Cutting the Anchor of Fear – DeLorean Question: Episode 5 – Plug In With TTC
It’s Episode Cinco and we are thrilled to have talent recruiting maven and entrepreneur Bethany Reese in the virtual studio with us! Drawing from her experiences as a woman in tech and often being the only female in the room, this conversation will challenge your perspective on career adversity, give some much-needed guidance on job seeking, and she even shares a moment of personal reflection that might resonate with many of you. Oh, and this is one “Back to the Future” answer you don’t want to miss!
Click on the links below to listen and subscribe!
Key Takeaways:
Leverage niches – Utilize your partners as expertise within their area
Ask questions – Interview the company you’re applying to
Know and really understand your competition
Overcoming personal obstacles
Perspective is KEY 🔑
Our favorite soundbite:
(Minute Marker 23:49-26:50)
Dax:
I want to do the patented Back to the Future question. I ask this of every guest on our podcast and it essentially is something like this…Doc Brown pulls up in the DeLorean just a few feet above you saying, “Bethany you’ve got to get in.” You jump in, and he looks at you and says, “we need to go back and we need to do something different.”
What’s the date? Why are we going? And it’s not necessarily to change it, maybe it’s to accelerate something, maybe it’s to go left instead of right, maybe it’s for you to say don’t do this. Or maybe it’s to say, hey you should get Oreo faster! Or get Oreo a brother or sister. What do you tell Doc Brown when you jump into that DeLorean?
Bethany:
I have thought about this question many times over the years. And the answer is, unfortunately, I allowed fear to hold me back and not move into management because I didn’t think I would be good enough at it. That was not what I told people at the time because I didn’t realize that fear was the factor that was holding me back.
My excuse, shall I call it, was that I had no interest. I didn’t want to manage people, I didn’t have the management skills. That was not what I wanted to do.
But truly as I’ve grown looking back it was, I was afraid that I would fail and I wasn’t good enough. And so that’s for sure the portion that I would change I had great mentors around me that were wanting to see me succeed in management. And, I didn’t allow myself to go there. So that’s definitely the key component that I would go back to Doc Brown and tell him, “this is what we’re going to do – let’s change it!”
Dax:
I love it! Thank you for sharing that, I know that that can be really hard when you go back and talk about something as personal as reflecting on a time, thankfully in the past, where you feel you weren’t good enough to do something.

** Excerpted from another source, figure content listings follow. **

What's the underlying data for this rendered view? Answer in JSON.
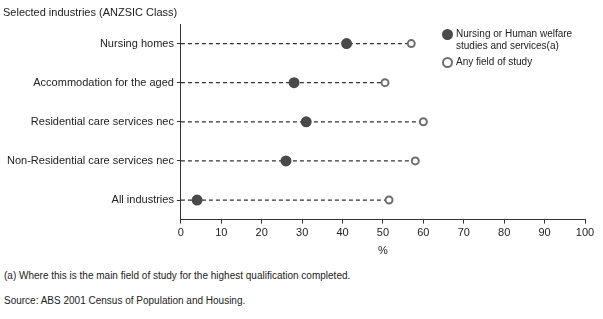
{
  "chart_data": {
    "type": "dot",
    "orientation": "horizontal",
    "y_label": "Selected industries (ANZSIC Class)",
    "x_label": "%",
    "categories": [
      "Nursing homes",
      "Accommodation for the aged",
      "Residential care services nec",
      "Non-Residential care services nec",
      "All industries"
    ],
    "series": [
      {
        "name": "Nursing or Human welfare studies and services(a)",
        "color": "#4a4a4a",
        "marker": "circle",
        "values": [
          41,
          28,
          31,
          26,
          4
        ]
      },
      {
        "name": "Any field of study",
        "color": "#6e6e6e",
        "marker": "circle_open",
        "values": [
          57,
          50.5,
          60,
          58,
          51.5
        ]
      }
    ],
    "xlim": [
      0,
      100
    ],
    "xticks": [
      0,
      10,
      20,
      30,
      40,
      50,
      60,
      70,
      80,
      90,
      100
    ],
    "line_style": "dashed",
    "grid": false,
    "legend": "top-right",
    "annotations": [
      "(a) Where this is the main field of study for the highest qualification completed.",
      "Source: ABS 2001 Census of Population and Housing."
    ]
  }
}
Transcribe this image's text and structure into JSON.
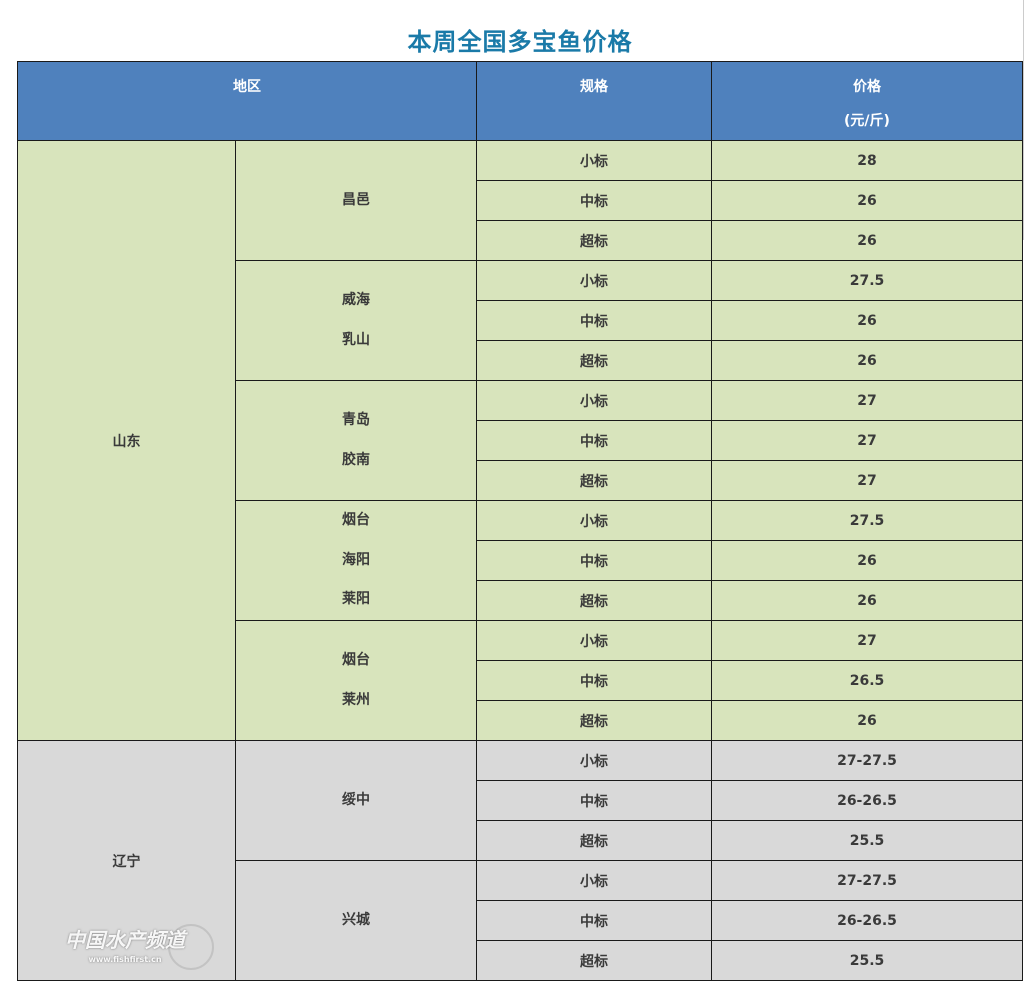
{
  "title": "本周全国多宝鱼价格",
  "header": {
    "region": "地区",
    "spec": "规格",
    "price": "价格",
    "unit": "(元/斤)"
  },
  "colors": {
    "header": "#4f81bd",
    "shandong": "#d8e4bc",
    "liaoning": "#d9d9d9",
    "title": "#1a7aa8"
  },
  "regions": [
    {
      "name": "山东",
      "color": "#d8e4bc",
      "cities": [
        {
          "lines": [
            "昌邑"
          ],
          "rows": [
            {
              "spec": "小标",
              "price": "28"
            },
            {
              "spec": "中标",
              "price": "26"
            },
            {
              "spec": "超标",
              "price": "26"
            }
          ]
        },
        {
          "lines": [
            "威海",
            "乳山"
          ],
          "rows": [
            {
              "spec": "小标",
              "price": "27.5"
            },
            {
              "spec": "中标",
              "price": "26"
            },
            {
              "spec": "超标",
              "price": "26"
            }
          ]
        },
        {
          "lines": [
            "青岛",
            "胶南"
          ],
          "rows": [
            {
              "spec": "小标",
              "price": "27"
            },
            {
              "spec": "中标",
              "price": "27"
            },
            {
              "spec": "超标",
              "price": "27"
            }
          ]
        },
        {
          "lines": [
            "烟台",
            "海阳",
            "莱阳"
          ],
          "rows": [
            {
              "spec": "小标",
              "price": "27.5"
            },
            {
              "spec": "中标",
              "price": "26"
            },
            {
              "spec": "超标",
              "price": "26"
            }
          ]
        },
        {
          "lines": [
            "烟台",
            "莱州"
          ],
          "rows": [
            {
              "spec": "小标",
              "price": "27"
            },
            {
              "spec": "中标",
              "price": "26.5"
            },
            {
              "spec": "超标",
              "price": "26"
            }
          ]
        }
      ]
    },
    {
      "name": "辽宁",
      "color": "#d9d9d9",
      "cities": [
        {
          "lines": [
            "绥中"
          ],
          "rows": [
            {
              "spec": "小标",
              "price": "27-27.5"
            },
            {
              "spec": "中标",
              "price": "26-26.5"
            },
            {
              "spec": "超标",
              "price": "25.5"
            }
          ]
        },
        {
          "lines": [
            "兴城"
          ],
          "rows": [
            {
              "spec": "小标",
              "price": "27-27.5"
            },
            {
              "spec": "中标",
              "price": "26-26.5"
            },
            {
              "spec": "超标",
              "price": "25.5"
            }
          ]
        }
      ]
    }
  ],
  "watermark": {
    "text": "中国水产频道",
    "url": "www.fishfirst.cn"
  }
}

I really want to take a second and pause so all of our listeners give themselves a moment to think about that. Because, everyone at some point in their career and in their life has that sensibility about them, that feeling of what if I don’t do it well? Or maybe I’m not supposed to be that kind of person even though it’s in my heart, even though it’s right on the horizon and I can grab it. It is an overpowering feeling and it can really lead to issues. If you don’t conquer it or if you don’t talk about it and start figuring out ways to peel back that layer to get to the understanding of what’s causing you to deny yourself something that you secretly know you have to go through to get.
Like the management piece, it’s something a little bit different for everybody but there’s just that little element that just chips away until you bring it out to the open, broadcast it, start talking to people about it that you trust – your friends and mentors.
And you give yourself the opportunity to conquer it, so thank you!